Architecture Expérience

Retour à la terre crue

Excavé lors des travaux de fondation, ce matériau a été réutilisé pour bâtir les parois et les couloirs d’une école.

Le grand bâtiment à ossature bois de l’extension de 1 380 m² de l’école Félix-Leclerc à Bouvron (Loire-Atlantique), livré en février 2015, abrite aujourd’hui sept classes, une bibliothèque, deux dortoirs, une salle de motricité, des ateliers et même une tisanerie. A l’intérieur, une grande partie des parois des classes et des couloirs a été réalisée en terre crue. « Nous avons fait le choix de récupérer la terre excavée pour la réalisation des fondations et éviter ainsi les coûts liés à son évacuation », précise Bruno Belenfant, l’architecte du projet. Ces parois intérieures sont donc façonnées par 70 m3 de terre. Bien que non porteuses, elles sont montées sur une ossature en bois para sismique renforcée d’un barreaudage horizontal pour lutter contre le risque de chute d’éléments massifs en cas de séisme.

A l’issue d’une série d’essais réalisés sur plusieurs mois par les entreprises Makjo et Terre chaux et décors, deux techniques ont été retenues pour ces cloisons, constituées uniquement de terre crue pour certaines ou de terre crue et de plaques de plâtre pour d’autres. « Sur 2,10 m de haut, les murs alternent entre une technique traditionnelle mixte de bauge et de pisé, nécessitant un temps de séchage, et des rangs de briques d’adobe, déjà sèches, indique l’architecte. L’alliance de ces techniques évite le risque de tassement du mur, après le séchage. » Tout a été fabriqué sur place manuellement au fur et à mesure de l’avancement du chantier.

« Créer un espace intime ». Quant à l’utilisation de parois mixtes en terre crue et en plaque de plâtre, elle répond à un besoin réglementaire de sécurité incendie pour les établissements recevant du public : s’il en réduit l’impact, le plâtre n’altère pas la régulation hygrométrique. En outre, trois grottes en terre ont été installées dans des classes de maternelle. « L’idée était de créer un espace intime où les enfants pourraient s’isoler pour un temps calme entre deux activités, explique Bruno Belenfant. Dans un style oriental, ces igloos en briques d’adobe sont des constructions à plan circulaire et à coupole demi-sphérique. » Les effets ressentis à l’usage sont très nets pour les utilisateurs. « Dès l’entrée dans cette partie de l’école, la sensation de calme et d’apaisement est palpable, on se met d’ailleurs naturellement à parler plus bas », souligne Thierry Paitel, le directeur de l’école. Un effet accentué par la présence de 17 résonateurs, des cols qui donnent sur des cavités de dimensions variables, encoffrés dans les murs en terre. Leur profondeur varie afin de moduler les fréquences des résonateurs. Quatre modèles de ce procédé ancien sont expérimentés ici afin de comprendre et d’analyser leur fonctionnement et la possibilité de les réutiliser aujourd’hui.

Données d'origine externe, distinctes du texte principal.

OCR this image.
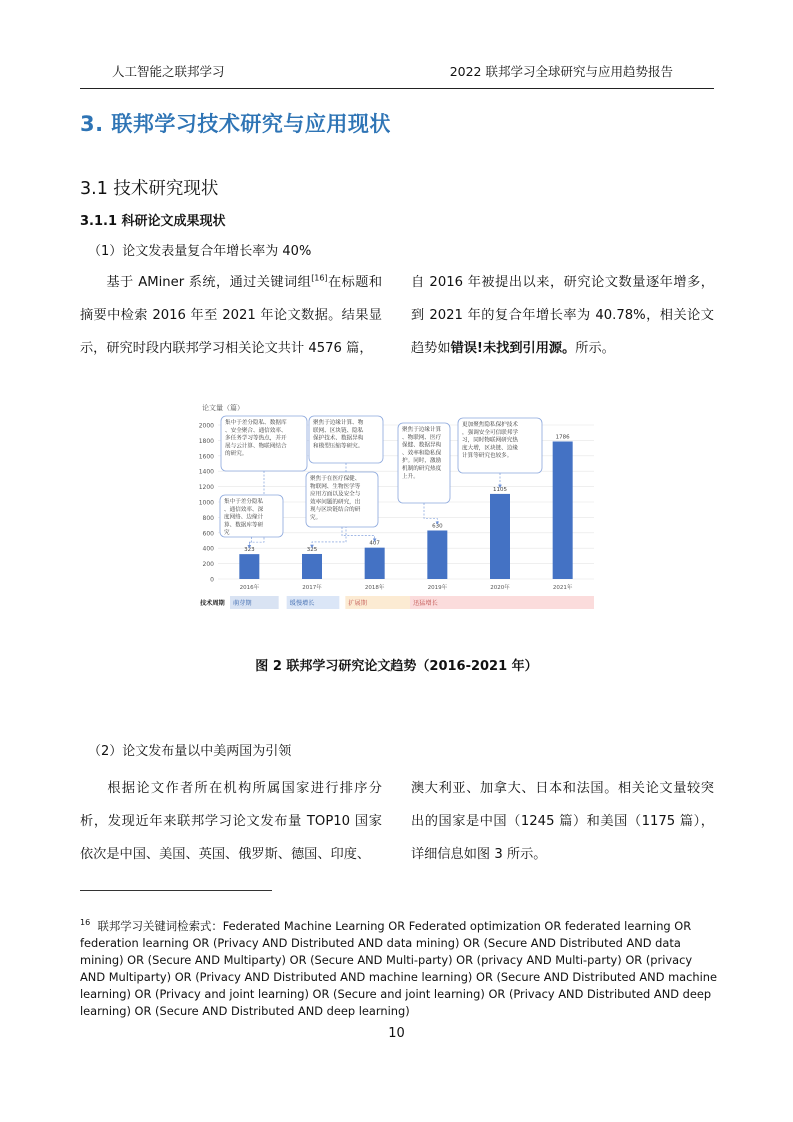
人工智能之联邦学习	2022 联邦学习全球研究与应用趋势报告
3. 联邦学习技术研究与应用现状
3.1 技术研究现状
3.1.1 科研论文成果现状
（1）论文发表量复合年增长率为 40%
基于 AMiner 系统，通过关键词组[16]在标题和摘要中检索 2016 年至 2021 年论文数据。结果显示，研究时段内联邦学习相关论文共计 4576 篇，
自 2016 年被提出以来，研究论文数量逐年增多，到 2021 年的复合年增长率为 40.78%，相关论文趋势如错误!未找到引用源。所示。
论文量（篇）
0
200
400
600
800
1000
1200
1400
1600
1800
2000
2016年	2017年	2018年	2019年	2020年	2021年
323	325
407
630
1105
1786
集中于差分隐私、数据库、安全聚合、通信效率、多任务学习等热点，并开展与云计算、物联网结合的研究。
集中于差分隐私、通信效率、深度网络、边缘计算、数据库等研究
聚焦于边缘计算、物联网、区块链、隐私保护技术、数据异构和模型压缩等研究。
聚焦于在医疗保健、物联网、生物医学等应用方面以及安全与效率问题的研究，出现与区块链结合的研究。
聚焦于边缘计算、物联网、医疗保健、数据异构、效率和隐私保护。同时，激励机制的研究热度上升。
更加聚焦隐私保护技术，强调安全可信联邦学习，同时物联网研究热度大增，区块链、边缘计算等研究也较多。
技术周期 萌芽期	缓慢增长	扩展期	迅猛增长
图 2 联邦学习研究论文趋势（2016-2021 年）
（2）论文发布量以中美两国为引领
根据论文作者所在机构所属国家进行排序分析，发现近年来联邦学习论文发布量 TOP10 国家依次是中国、美国、英国、俄罗斯、德国、印度、
澳大利亚、加拿大、日本和法国。相关论文量较突出的国家是中国（1245 篇）和美国（1175 篇），详细信息如图 3 所示。
$^{16}$ 联邦学习关键词检索式：Federated Machine Learning OR Federated optimization OR federated learning OR federation learning OR (Privacy AND Distributed AND data mining) OR (Secure AND Distributed AND data mining) OR (Secure AND Multiparty) OR (Secure AND Multi-party) OR (privacy AND Multi-party) OR (privacy AND Multiparty) OR (Privacy AND Distributed AND machine learning) OR (Secure AND Distributed AND machine learning) OR (Privacy and joint learning) OR (Secure and joint learning) OR (Privacy AND Distributed AND deep learning) OR (Secure AND Distributed AND deep learning)
10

Outre ce ressenti, l’impact sur l’hygrothermie du bâtiment est notable. « Les caractéristiques d’adsorption et de désorption de la terre crue régulent le taux d’humidité de l’air et favorisent l’inertie thermique du bâtiment, ce qui améliore le confort et la qualité de l’air », décrit Samuel Dugelay, directeur de l’entreprise Makjo.

Maîtrise d’ouvrage : Ville de Bouvron. Maîtrise d’œuvre : Atelier Belenfant & Daubas Architectes. BET : Equipe Ingénierie (structure) ; Airéo Energies (fluides thermiques) ; Ifac (acoustique). Entreprises : Makjo, Terres chaux et décors. Coût des travaux : 1,5 M€ HT.